LAW AND ORDER: WORLD TITLE HANGS IN BALANCE OF FERRARI APPEAL THE CASE: The Ferraris of Eddie Irvine and Michael Schumacher were disqualified after finishing first and second, respectively, in the Malaysian Grand Prix on Oct. 17 because the ...
LAW AND ORDER: WORLD TITLE HANGS IN BALANCE OF FERRARI APPEAL
The Ferraris of Eddie Irvine and Michael Schumacher were disqualified after finishing first and second, respectively, in the Malaysian Grand Prix on Oct. 17 because the deflector panels, also known as barge boards, on their cars violated article 3.12.1 of the FIA Formula One Technical Regulations. Barge boards are long, aerodynamic fins on either side of the cockpit. The curved boards aid airflow to the rear of the car and into the radiators in the sidepods, promoting stability and cooling.
The cars were deemed illegal because the underside of the boards were 1 centimeter (.39 of an inch) narrower than the top, making it appear that an edge was cut from the board.
Basically, from 33cm behind the front wheel of the car to the back the only parts of the car that should be visible when viewed from directly below are floor of the car and the side mirrors. But the deflector panels on the Ferraris curved out (by 1 cm) so that they were visible from underneath the car.
According to the official report, parts of the deflector panels do not lie on either reference or step planes in accordance with Article 3.12.1 of the FIA Formula One Technical Regulations. Ferrari appealed after the ban was announced. The FIA International Court of Appeal will hear Ferrari's appeal Oct. 22 in Paris. Here is the exact text of article 3.12.1 of the FIA Formula One Technical Regulations:
3.12 Bodywork facing the ground
3.12.1 All sprung parts of the car situated more than 33cm behind the front wheel center line and more than 33cm forward of the rear wheel center line, and which are visible from underneath, must form surfaces which lie on one of two parallel planes, the reference plane or the step plane. This does not apply to any parts of rear view mirrors which are visible, provided each of these areas does not exceed 90cm when projected to a horizontal plane above the car. The step plane must be 50mm above the reference plane.
THE DECISION MAKERS:
The FIA International Court of Appeal is the highest judicial body of the FIA, and it is based in Paris. It consists of a panel of 15 judges from all over the world, elected by the General Assembly, and it is totally independent from the "sport" branch of the FIA. The judges are experienced lawyers or judges with a motorsport background, but no longer involved in the sport.
The appeal will be heard Oct. 22 in Paris, by five judges, each from a different country whose identity will be kept secret until the hearing. The FIA has stressed that these judges, none of whom will be from the countries of the parties involved, will not be influenced by any outside opinion, irrespective of the person who expresses it.

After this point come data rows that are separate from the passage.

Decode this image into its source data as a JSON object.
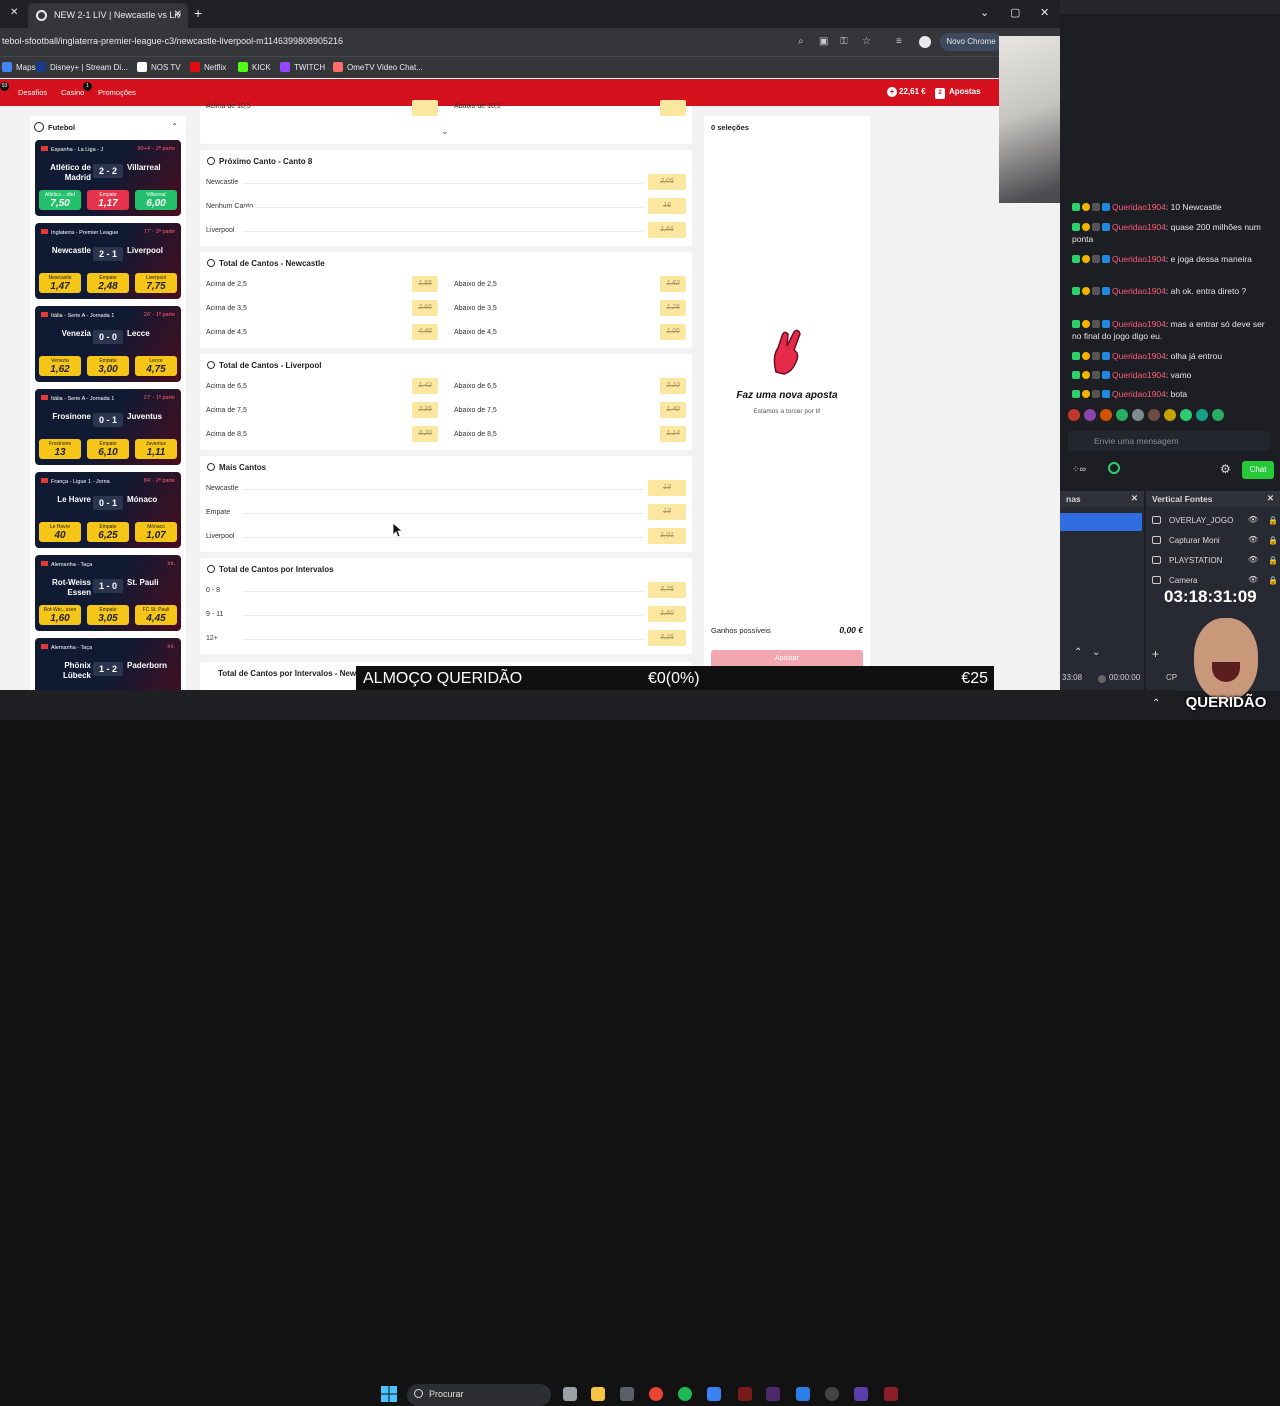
{
  "browser": {
    "tab_title": "NEW 2-1 LIV | Newcastle vs Liv",
    "url": "tebol-sfootball/inglaterra-premier-league-c3/newcastle-liverpool-m1146399808905216",
    "profile_button": "Novo Chrome",
    "bookmarks": [
      {
        "label": "Maps",
        "color": "#4285f4"
      },
      {
        "label": "Disney+ | Stream Di...",
        "color": "#1a3a8a"
      },
      {
        "label": "NOS TV",
        "color": "#ffffff"
      },
      {
        "label": "Netflix",
        "color": "#e50914"
      },
      {
        "label": "KICK",
        "color": "#53fc18"
      },
      {
        "label": "TWITCH",
        "color": "#9146ff"
      },
      {
        "label": "OmeTV Video Chat...",
        "color": "#ff6b6b"
      }
    ]
  },
  "site": {
    "nav": [
      {
        "label": "Desafios",
        "badge": "93"
      },
      {
        "label": "Casino",
        "badge": "1"
      },
      {
        "label": "Promoções",
        "badge": ""
      }
    ],
    "balance": "22,61 €",
    "bets_label": "Apostas",
    "bets_badge": "2",
    "accent": "#d4111c"
  },
  "sidebar": {
    "title": "Futebol",
    "matches": [
      {
        "league": "Espanha - La Liga - J",
        "time": "90+4' - 2ª parte",
        "home": "Atlético de Madrid",
        "away": "Villarreal",
        "score": "2 - 2",
        "live": true,
        "odds": [
          {
            "label": "Atlético ...drid",
            "value": "7,50"
          },
          {
            "label": "Empate",
            "value": "1,17"
          },
          {
            "label": "Villarreal",
            "value": "6,00"
          }
        ]
      },
      {
        "league": "Inglaterra - Premier League",
        "time": "77' - 2ª parte",
        "home": "Newcastle",
        "away": "Liverpool",
        "score": "2 - 1",
        "live": false,
        "odds": [
          {
            "label": "Newcastle",
            "value": "1,47"
          },
          {
            "label": "Empate",
            "value": "2,48"
          },
          {
            "label": "Liverpool",
            "value": "7,75"
          }
        ]
      },
      {
        "league": "Itália - Serie A - Jornada 1",
        "time": "26' - 1ª parte",
        "home": "Venezia",
        "away": "Lecce",
        "score": "0 - 0",
        "live": false,
        "odds": [
          {
            "label": "Venezia",
            "value": "1,62"
          },
          {
            "label": "Empate",
            "value": "3,00"
          },
          {
            "label": "Lecce",
            "value": "4,75"
          }
        ]
      },
      {
        "league": "Itália - Serie A - Jornada 1",
        "time": "27' - 1ª parte",
        "home": "Frosinone",
        "away": "Juventus",
        "score": "0 - 1",
        "live": false,
        "odds": [
          {
            "label": "Frosinone",
            "value": "13"
          },
          {
            "label": "Empate",
            "value": "6,10"
          },
          {
            "label": "Juventus",
            "value": "1,11"
          }
        ]
      },
      {
        "league": "França - Ligue 1 - Jorna",
        "time": "84' - 2ª parte",
        "home": "Le Havre",
        "away": "Mónaco",
        "score": "0 - 1",
        "live": false,
        "odds": [
          {
            "label": "Le Havre",
            "value": "40"
          },
          {
            "label": "Empate",
            "value": "6,25"
          },
          {
            "label": "Mónaco",
            "value": "1,07"
          }
        ]
      },
      {
        "league": "Alemanha - Taça",
        "time": "Int.",
        "home": "Rot-Weiss Essen",
        "away": "St. Pauli",
        "score": "1 - 0",
        "live": false,
        "odds": [
          {
            "label": "Rot-Wei...ssen",
            "value": "1,60"
          },
          {
            "label": "Empate",
            "value": "3,05"
          },
          {
            "label": "FC St. Pauli",
            "value": "4,45"
          }
        ]
      },
      {
        "league": "Alemanha - Taça",
        "time": "Int.",
        "home": "Phönix Lübeck",
        "away": "Paderborn",
        "score": "1 - 2",
        "live": false,
        "odds": []
      }
    ]
  },
  "markets": {
    "top_partial": {
      "left": "Acima de 10,5",
      "right": "Abaixo de 10,5"
    },
    "proximo_canto": {
      "title": "Próximo Canto - Canto 8",
      "rows": [
        {
          "label": "Newcastle",
          "odd": "2,05"
        },
        {
          "label": "Nenhum Canto",
          "odd": "16"
        },
        {
          "label": "Liverpool",
          "odd": "1,56"
        }
      ]
    },
    "total_newcastle": {
      "title": "Total de Cantos - Newcastle",
      "rows": [
        {
          "l": "Acima de 2,5",
          "lo": "1,55",
          "r": "Abaixo de 2,5",
          "ro": "1,82"
        },
        {
          "l": "Acima de 3,5",
          "lo": "2,65",
          "r": "Abaixo de 3,5",
          "ro": "1,25"
        },
        {
          "l": "Acima de 4,5",
          "lo": "4,40",
          "r": "Abaixo de 4,5",
          "ro": "1,05"
        }
      ]
    },
    "total_liverpool": {
      "title": "Total de Cantos - Liverpool",
      "rows": [
        {
          "l": "Acima de 6,5",
          "lo": "1,42",
          "r": "Abaixo de 6,5",
          "ro": "2,10"
        },
        {
          "l": "Acima de 7,5",
          "lo": "2,35",
          "r": "Abaixo de 7,5",
          "ro": "1,40"
        },
        {
          "l": "Acima de 8,5",
          "lo": "3,20",
          "r": "Abaixo de 8,5",
          "ro": "1,14"
        }
      ]
    },
    "mais_cantos": {
      "title": "Mais Cantos",
      "rows": [
        {
          "label": "Newcastle",
          "odd": "13"
        },
        {
          "label": "Empate",
          "odd": "13"
        },
        {
          "label": "Liverpool",
          "odd": "1,01"
        }
      ]
    },
    "por_intervalos": {
      "title": "Total de Cantos por Intervalos",
      "rows": [
        {
          "label": "0 - 8",
          "odd": "3,75"
        },
        {
          "label": "9 - 11",
          "odd": "1,60"
        },
        {
          "label": "12+",
          "odd": "3,25"
        }
      ]
    },
    "por_intervalos_next": {
      "title": "Total de Cantos por Intervalos - Newca"
    }
  },
  "betslip": {
    "selections": "0 seleções",
    "empty_title": "Faz uma nova aposta",
    "empty_subtitle": "Estamos a torcer por ti!",
    "winnings_label": "Ganhos possíveis",
    "winnings_value": "0,00 €",
    "place_bet": "Apostar"
  },
  "chat": {
    "messages": [
      {
        "user": "Queridao1904",
        "text": ": 10 Newcastle"
      },
      {
        "user": "Queridao1904",
        "text": ": quase 200 milhões num ponta"
      },
      {
        "user": "Queridao1904",
        "text": ": e joga dessa maneira"
      },
      {
        "user": "Queridao1904",
        "text": ": ah ok. entra direto ?"
      },
      {
        "user": "Queridao1904",
        "text": ": mas a entrar só deve ser no final do jogo digo eu."
      },
      {
        "user": "Queridao1904",
        "text": ": olha já entrou"
      },
      {
        "user": "Queridao1904",
        "text": ": vamo"
      },
      {
        "user": "Queridao1904",
        "text": ": bota"
      }
    ],
    "input_placeholder": "Envie uma mensagem",
    "chat_button": "Chat"
  },
  "obs": {
    "scenes_title": "nas",
    "sources_title": "Vertical Fontes",
    "sources": [
      "OVERLAY_JOGO",
      "Capturar Moni",
      "PLAYSTATION",
      "Camera"
    ],
    "timer": "03:18:31:09",
    "time_left": "33:08",
    "time_right": "00:00:00",
    "cpu": "CP"
  },
  "overlay": {
    "left": "ALMOÇO QUERIDÃO",
    "middle": "€0(0%)",
    "right": "€25"
  },
  "facecam_logo": "QUERIDÃO",
  "taskbar": {
    "search": "Procurar"
  }
}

They will decide the case solely on the basis of the evidence and arguments put forward during the hearing.
Ferrari: "For the avoidance of doubt, Ferrari deems it useful to clarify its position in respect of the exclusion of its two cars on the occasion of the last Grand Prix in Malaysia. Ferrari understands that the Stewards of the race, considering the very little time available and the information at their disposal, had little choice but to exclude the cars from the race results.
"Ferrari would however like to stress that the alleged irregularity, if any, is entirely accidental and occurred in total good faith. Ferrari has now made in-depth tests in a wind tunnel in the presence of independent experts, which confirm that the turning vanes used in Malaysia have made no difference whatsoever to the performance of its cars.
"The sport result achieved by Ferrari's cars and drivers on the occasion of the race have accordingly not been biased by the facts that have triggered their exclusion, and Ferrari is confident that it will be able to prove it conclusively on the occasion of the Friday hearing in front of the Court of Appeal, for which it has the highest respect."
McLaren: "Whilst we understand the sympathy and requests for leniency that some people have expressed, the fact that the outcome of the Malaysian Grand Prix can decide this year's World Championship is irrelevant. "The more important the outcome of a race, the more important it is that the rules are applied consistently and fairly in accordance with the procedures, which have been strictly adhered to in the past.